As Mikhail prepared to leave, he noticed a framed photograph fallen on the floor, its glass cracked. It showed a smiling family—Leonov, a woman presumably his wife, and a young girl. They looked happy, normal. Nothing like the creature that had attacked him.
Mikhail placed the photo on a side table, an uncharacteristic gesture of... what? Respect? Acknowledgment of a life unraveled? He didn't examine the impulse too closely.
He straightened his torn shirt as best he could, wiped away blood—his own or Leonov's, he wasn't sure—and prepared his explanation for returning without payment. It would be a difficult conversation. Viktor Sokolov did not tolerate failure, even justified failure.
Stepping into the hallway, Mikhail noticed how the shadows seemed deeper than before, more substantial somehow. A trick of the poor lighting, nothing more. Yet as he walked toward the stairwell, he couldn't shake the feeling that the darkness was watching him, evaluating him. That it had expectations.
The card in his pocket felt heavier with each step, a small weight that somehow contained enormous gravity. Whatever had happened in that apartment had changed something fundamental, shifted some balance. Mikhail had entered as one person and was leaving as... someone slightly different. The contours of that difference remained to be discovered.
Outside, the night air was cold and clarifying. Saint Volkov City continued its business, indifferent to the aberrations in reality that had occurred in apartment 3B. Lights glowed in windows. Cars passed on wet streets. Life proceeded in its orderly chaos.
Mikhail walked toward the gleaming towers of the financial district, where the Sokolov headquarters awaited his report. With each step, the card pulsed gently against his leg, like a second heartbeat.

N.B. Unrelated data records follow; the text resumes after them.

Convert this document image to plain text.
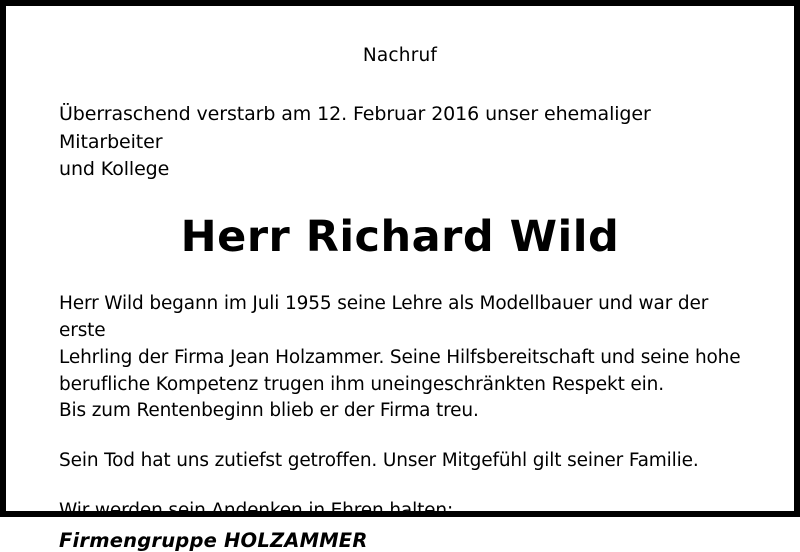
Nachruf
Überraschend verstarb am 12. Februar 2016 unser ehemaliger Mitarbeiter
und Kollege
Herr Richard Wild
Herr Wild begann im Juli 1955 seine Lehre als Modellbauer und war der erste
Lehrling der Firma Jean Holzammer. Seine Hilfsbereitschaft und seine hohe
berufliche Kompetenz trugen ihm uneingeschränkten Respekt ein.
Bis zum Rentenbeginn blieb er der Firma treu.
Sein Tod hat uns zutiefst getroffen. Unser Mitgefühl gilt seiner Familie.
Wir werden sein Andenken in Ehren halten:
Firmengruppe HOLZAMMER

A small, unfamiliar thought formed in his mind: perhaps there were forces in the world beyond the control of even the Sokolovs. Perhaps there were powers that cared nothing for hierarchies and protocols and the careful order Mikhail had built his life upon.
He dismissed the thought. Such speculation was dangerous and unproductive. He was a collector. He had a job to do, explanations to make, consequences to face.
Yet as he walked through pools of streetlight and shadow, Mikhail couldn't help noticing how the darkness seemed to reach for him, how it felt almost welcoming. As if recognizing one of its own.